At first I thought those were tears of joy streaming down her face. I figured she was overwhelmed at being the first in her crowd to have a catcher's mitt, that sort of thing.
Or I figured she was so excited she couldn't wait to get outside and work on her throws to second base. But when she didn't return after a few hours, I got the hint. ...
Here I'd spent all that time running from one sporting goods store to the next, just to find the perfect gift—we're talking a Johnny Bench model here, top of the line—and she calls me "insensitive."
Go figure, right? I mean, you'd think I gave her a year's subscription to Field and Stream. Or a box of shotgun shells, which everybody knows should be saved for Christmas stocking stuffers.
Personally, I think she just had a lot of anger in her and took it out on me, not that I'm trying to play amateur psychologist. ...
Anyway, good luck. When she starts swinging, I mean.
I think every man has made that mistake in one way or another. Not long ago I gave my wife a two-year membership to a health club for Christmas. Of course, I assumed (wrongly!) that because I liked to work out at a health club, she would, too. Well, after I made the twenty-fourth payment on a completely unused membership, it finally occurred to me that I'd misinterpreted her needs!
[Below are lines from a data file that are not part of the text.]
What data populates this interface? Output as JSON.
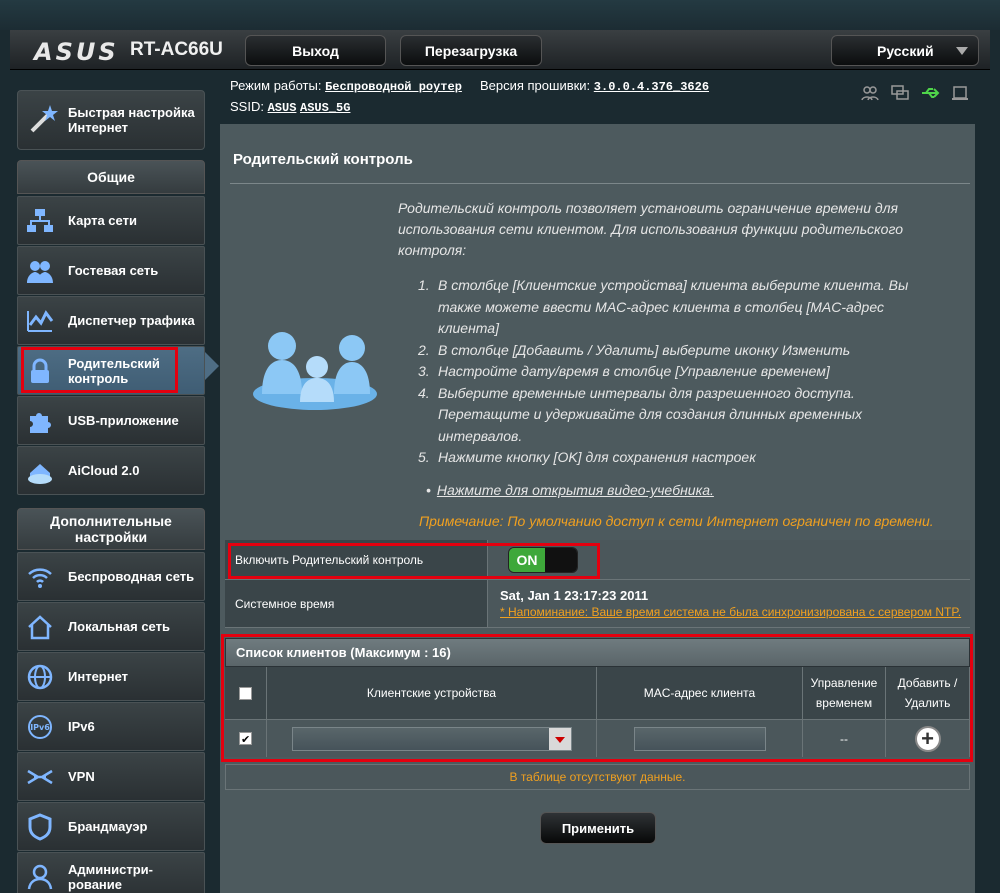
{
  "header": {
    "brand": "ASUS",
    "model": "RT-AC66U",
    "logout": "Выход",
    "reboot": "Перезагрузка",
    "language": "Русский"
  },
  "info": {
    "mode_label": "Режим работы:",
    "mode_value": "Беспроводной роутер",
    "fw_label": "Версия прошивки:",
    "fw_value": "3.0.0.4.376_3626",
    "ssid_label": "SSID:",
    "ssid_1": "ASUS",
    "ssid_2": "ASUS_5G"
  },
  "sidebar": {
    "quick_setup": "Быстрая настройка Интернет",
    "general_title": "Общие",
    "general": [
      {
        "label": "Карта сети",
        "icon": "network-map-icon"
      },
      {
        "label": "Гостевая сеть",
        "icon": "guest-network-icon"
      },
      {
        "label": "Диспетчер трафика",
        "icon": "traffic-manager-icon"
      },
      {
        "label": "Родительский контроль",
        "icon": "lock-icon"
      },
      {
        "label": "USB-приложение",
        "icon": "puzzle-icon"
      },
      {
        "label": "AiCloud 2.0",
        "icon": "cloud-house-icon"
      }
    ],
    "advanced_title": "Дополнительные настройки",
    "advanced": [
      {
        "label": "Беспроводная сеть",
        "icon": "wifi-icon"
      },
      {
        "label": "Локальная сеть",
        "icon": "home-icon"
      },
      {
        "label": "Интернет",
        "icon": "globe-icon"
      },
      {
        "label": "IPv6",
        "icon": "ipv6-icon"
      },
      {
        "label": "VPN",
        "icon": "vpn-icon"
      },
      {
        "label": "Брандмауэр",
        "icon": "shield-icon"
      },
      {
        "label": "Администри-рование",
        "icon": "admin-icon"
      }
    ]
  },
  "main": {
    "title": "Родительский контроль",
    "description": "Родительский контроль позволяет установить ограничение времени для использования сети клиентом. Для использования функции родительского контроля:",
    "steps": [
      {
        "n": "1.",
        "text": "В столбце [Клиентские устройства] клиента выберите клиента. Вы также можете ввести MAC-адрес клиента в столбец [MAC-адрес клиента]"
      },
      {
        "n": "2.",
        "text": "В столбце [Добавить / Удалить] выберите иконку Изменить"
      },
      {
        "n": "3.",
        "text": "Настройте дату/время в столбце [Управление временем]"
      },
      {
        "n": "4.",
        "text": "Выберите временные интервалы для разрешенного доступа. Перетащите и удерживайте для создания длинных временных интервалов."
      },
      {
        "n": "5.",
        "text": "Нажмите кнопку [OK] для сохранения настроек"
      }
    ],
    "video_bullet": "•",
    "video_link": "Нажмите для открытия видео-учебника.",
    "note": "Примечание: По умолчанию доступ к сети Интернет ограничен по времени.",
    "enable_label": "Включить Родительский контроль",
    "toggle_on": "ON",
    "time_label": "Системное время",
    "time_value": "Sat, Jan 1  23:17:23 2011",
    "time_warning": "* Напоминание: Ваше время система не была синхронизирована с сервером NTP.",
    "client_list_title": "Список клиентов (Максимум : 16)",
    "col_devices": "Клиентские устройства",
    "col_mac": "MAC-адрес клиента",
    "col_time": "Управление временем",
    "col_addremove": "Добавить / Удалить",
    "row_time_value": "--",
    "no_data": "В таблице отсутствуют данные.",
    "apply": "Применить"
  },
  "colors": {
    "accent_red": "#e4000f",
    "note_orange": "#f0a020",
    "toggle_green": "#3ea83a",
    "active_nav": "#4e6d84"
  }
}
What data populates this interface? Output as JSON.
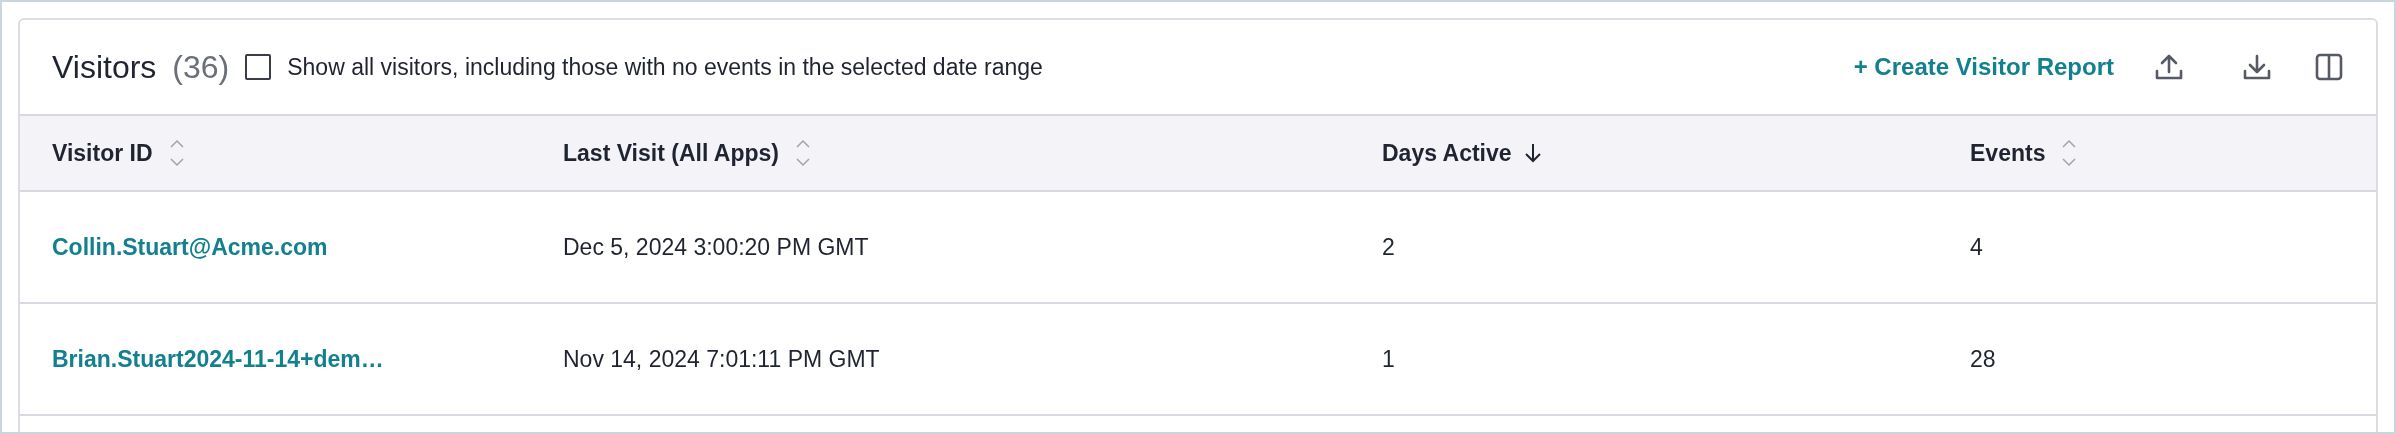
{
  "title": "Visitors",
  "count": "(36)",
  "show_all": {
    "label": "Show all visitors, including those with no events in the selected date range",
    "checked": false
  },
  "create_report": "+ Create Visitor Report",
  "table": {
    "columns": [
      {
        "label": "Visitor ID",
        "sorted": false
      },
      {
        "label": "Last Visit (All Apps)",
        "sorted": false
      },
      {
        "label": "Days Active",
        "sorted": true
      },
      {
        "label": "Events",
        "sorted": false
      }
    ],
    "rows": [
      [
        "Collin.Stuart@Acme.com",
        "Dec 5, 2024 3:00:20 PM GMT",
        "2",
        "4"
      ],
      [
        "Brian.Stuart2024-11-14+dem…",
        "Nov 14, 2024 7:01:11 PM GMT",
        "1",
        "28"
      ]
    ]
  }
}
Many times, however, it ceases to be funny. As one psychologist explained, "A man can have the best of intentions to meet his wife's needs, but if he thinks her needs are similar to his own, he will fail miserably." Some of us men really do fail miserably. We're shooting in the dark when it comes to understanding our wives. And it hurts. No wonder so many marriages have fallen on hard times. As a pastor I often hear men boil over and say something like, "I don't know what she wants from me! I can't please her! I knock myself out twelve hours a day to give her everything anyone could ever want, and she still isn't satisfied! What's the deal?"
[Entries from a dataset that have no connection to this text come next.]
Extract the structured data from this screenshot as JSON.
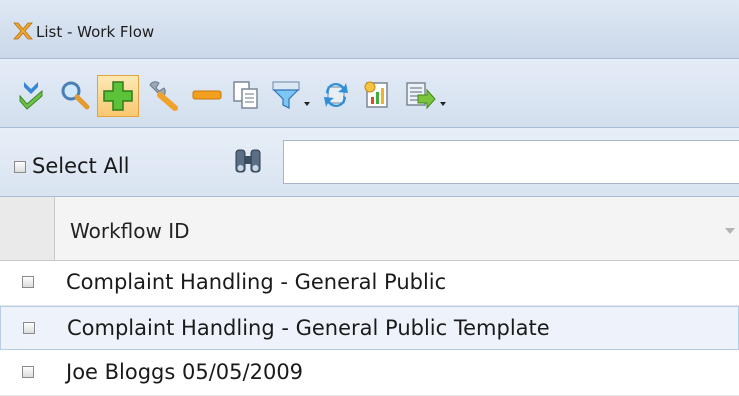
{
  "window": {
    "title": "List - Work Flow"
  },
  "toolbar": {
    "buttons": [
      {
        "icon": "download-check-icon"
      },
      {
        "icon": "search-icon"
      },
      {
        "icon": "add-icon",
        "active": true
      },
      {
        "icon": "wrench-icon"
      },
      {
        "icon": "remove-icon"
      },
      {
        "icon": "copy-icon"
      },
      {
        "icon": "filter-icon",
        "dropdown": true
      },
      {
        "icon": "refresh-icon"
      },
      {
        "icon": "report-icon"
      },
      {
        "icon": "export-icon",
        "dropdown": true
      }
    ]
  },
  "filter": {
    "select_all_label": "Select All",
    "search_value": ""
  },
  "grid": {
    "column_header": "Workflow ID",
    "rows": [
      {
        "label": "Complaint Handling - General Public",
        "selected": false
      },
      {
        "label": "Complaint Handling - General Public Template",
        "selected": true
      },
      {
        "label": "Joe Bloggs 05/05/2009",
        "selected": false
      }
    ]
  },
  "colors": {
    "accent": "#e3a33c",
    "header_bg": "#dfe8f4",
    "selection_bg": "#eef3fb"
  }
}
You can meet your wife's wants yet still miss her needs. That's what the deal is. Your wife doesn't need you to work twelve hours a day. More likely, it's you who "needs" to work that much. You're out there trying to find your identity and establish your worth and value. You're out there for you more than for her. What she needs is for you "to live with her in an understanding way ... since she is a woman"! A little feminine understanding can go a long way in meeting your wife's real needs.